Enfin, je ne saurai nier que je commence à entrer dans un âge de la vie où il n’est pas anormal de chercher à évaluer un peu le chemin parcouru… À cette aune, Mado, comme dans mon précédent livre, Il y avait des rivières infranchissables, est assurément une manière d’excaver les souvenirs, les sensations de ma propre adolescence, et de les refermer.

À chacun de vos romans, votre langage dérive. De poétique il passe à brut, et alterne entre amour sage et violence crue. À ce niveau, vous vous installez à contre-courant de beaucoup d’ouvrages contemporains qui privilégient l’action au détriment de la langue. Quelle importance accordez-vous au langage en tant qu’écrivain ?

La langue est cela même qui définit l’écrivain : pas d’écrivain sans langue. À quoi bon, sinon ? Je veux dire : à quoi bon écrire si c’est seulement pour raconter ? Pour autant, j’ai toujours adoré que l’on me raconte des histoires, et c’est pourquoi sans doute je suis très bon public au cinéma. Mais la littérature permet tout autre chose, et c’est pourquoi il existe tant d’adaptations cinématographiques d’œuvres littéraires et pas, ou si peu, d’adaptations littéraires d’œuvres cinématographiques. Car on pourrait avancer que la littérature montre ce qui précède l’image. Qu’elle lui confère son historicité, son épaisseur temporelle, psychologique, anthropologique. Elle dit, en somme, ce que l’image de cinéma ne peut à soi seul dire ou montrer.
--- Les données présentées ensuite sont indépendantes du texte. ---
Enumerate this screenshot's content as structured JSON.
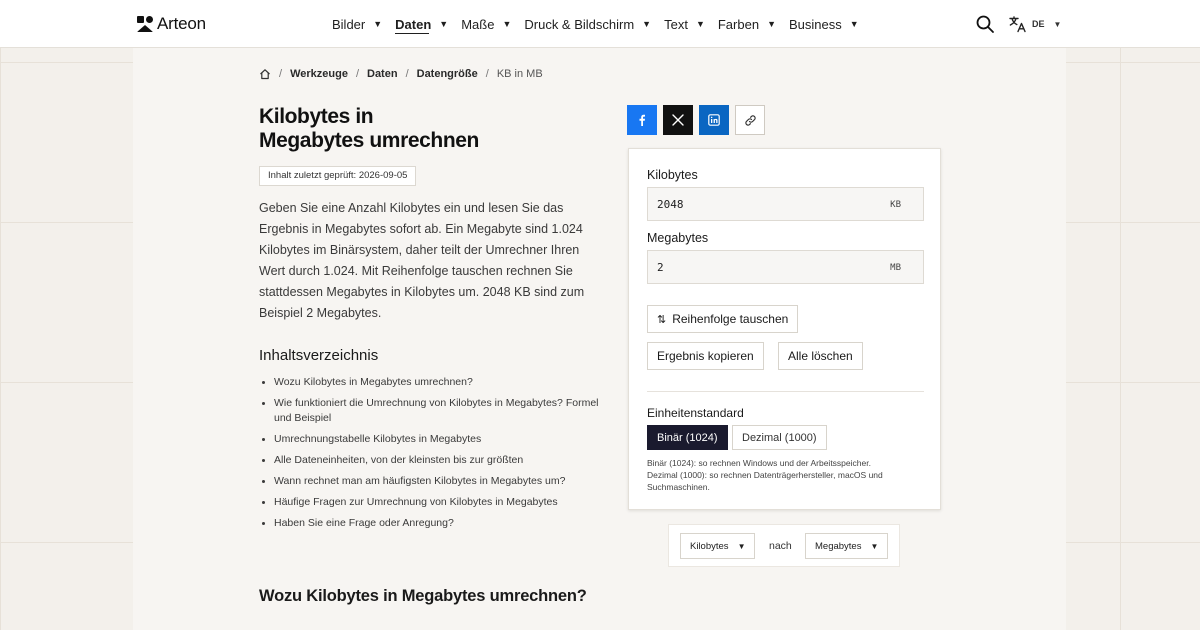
{
  "brand": {
    "name": "Arteon"
  },
  "nav": {
    "items": [
      {
        "label": "Bilder",
        "active": false
      },
      {
        "label": "Daten",
        "active": true
      },
      {
        "label": "Maße",
        "active": false
      },
      {
        "label": "Druck & Bildschirm",
        "active": false
      },
      {
        "label": "Text",
        "active": false
      },
      {
        "label": "Farben",
        "active": false
      },
      {
        "label": "Business",
        "active": false
      }
    ],
    "language": "DE"
  },
  "breadcrumb": {
    "home_icon": "home-icon",
    "items": [
      "Werkzeuge",
      "Daten",
      "Datengröße",
      "KB in MB"
    ]
  },
  "page": {
    "title_line1": "Kilobytes in",
    "title_line2": "Megabytes umrechnen",
    "review_badge": "Inhalt zuletzt geprüft: 2026-09-05",
    "intro": "Geben Sie eine Anzahl Kilobytes ein und lesen Sie das Ergebnis in Megabytes sofort ab. Ein Megabyte sind 1.024 Kilobytes im Binärsystem, daher teilt der Umrechner Ihren Wert durch 1.024. Mit Reihenfolge tauschen rechnen Sie stattdessen Megabytes in Kilobytes um. 2048 KB sind zum Beispiel 2 Megabytes.",
    "toc_heading": "Inhaltsverzeichnis",
    "toc": [
      "Wozu Kilobytes in Megabytes umrechnen?",
      "Wie funktioniert die Umrechnung von Kilobytes in Megabytes? Formel und Beispiel",
      "Umrechnungstabelle Kilobytes in Megabytes",
      "Alle Dateneinheiten, von der kleinsten bis zur größten",
      "Wann rechnet man am häufigsten Kilobytes in Megabytes um?",
      "Häufige Fragen zur Umrechnung von Kilobytes in Megabytes",
      "Haben Sie eine Frage oder Anregung?"
    ],
    "section_heading": "Wozu Kilobytes in Megabytes umrechnen?"
  },
  "share": {
    "facebook_icon": "facebook-icon",
    "x_icon": "x-icon",
    "linkedin_icon": "linkedin-icon",
    "link_icon": "link-icon"
  },
  "converter": {
    "from_label": "Kilobytes",
    "from_value": "2048",
    "from_unit": "KB",
    "to_label": "Megabytes",
    "to_value": "2",
    "to_unit": "MB",
    "swap_label": "Reihenfolge tauschen",
    "copy_label": "Ergebnis kopieren",
    "clear_label": "Alle löschen",
    "standard_label": "Einheitenstandard",
    "standard_binary": "Binär (1024)",
    "standard_decimal": "Dezimal (1000)",
    "standard_selected": "Binär (1024)",
    "note_binary": "Binär (1024): so rechnen Windows und der Arbeitsspeicher.",
    "note_decimal": "Dezimal (1000): so rechnen Datenträgerhersteller, macOS und Suchmaschinen."
  },
  "unit_selector": {
    "from": "Kilobytes",
    "connector": "nach",
    "to": "Megabytes"
  },
  "colors": {
    "accent_dark": "#1a1a2e",
    "facebook": "#1877f2",
    "x": "#111111",
    "linkedin": "#0a66c2"
  }
}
C’est d’ailleurs une des fonctions de l’acteur que d’incorporer dans son jeu ce pré-texte que l’image seule ne peut représenter.

J’ignore si mes contemporains dans l’écriture privilégient l’action au détriment de la langue. Je vois à quoi vous faites allusion, bien sûr, mais j’en connais beaucoup qui œuvrent tout à l’inverse, privilégiant la langue au détriment de l’action – mais, bien sûr, on les connaît moins … J’avoue ne pas être très à l’aise avec cette dichotomie un peu mécanique, et finalement assez peu productive. J’aime lire des choses qui n’ont aucune espèce de rapport entre elles, aucun monde commun. Récemment, après avoir lu Julien Gracq, j’ai enchaîné sur Jeffery Deaver. Autant dire les antipodes, et pour le seul plaisir du contraste. Or si j’ai pris avec Gracq une leçon inouïe d’éthique et d’esthétique, de style et de pensée, d’ambition et de tenue, j’ai, avec Deaver, retrouvé cette impression enfantine tellement excitante de ne pouvoir m’endormir sans savoir ce qui allait « arriver après » : à sa façon, ce pur plaisir de la dévoration me semble lui aussi constitutif des grandes lectures. Or, dans les deux cas que je cite, tellement antinomiques, le projet littéraire est servi par une langue. Assurément plus magistrale, exigeante et profonde d’un côté, mais incroyablement libre, bondissante et maligne de l’autre. Je ne suis pas un intellectuel, je ne « pense » pas la littérature et je n’ai ni ne veux avoir aucune opinion sur ce qu’elle devrait être ou pas. Je me contente d’être un lecteur qui aime que l’on le fasse entrer dans des univers singuliers, profonds, irréductibles, et c’est à cela seul que j’obéis quand j’écris. J’observe seulement que, à mes yeux du moins, ces univers n’existeront pas s’ils ne sont pas servis par une langue. Si l’on ne sent pas, chez un écrivain, un amour de la langue et un insatiable plaisir à jouer avec elle, alors qu’il écrive des scénarios – cela n’a rien de péjoratif, c’est un métier, je ne saurais pas faire.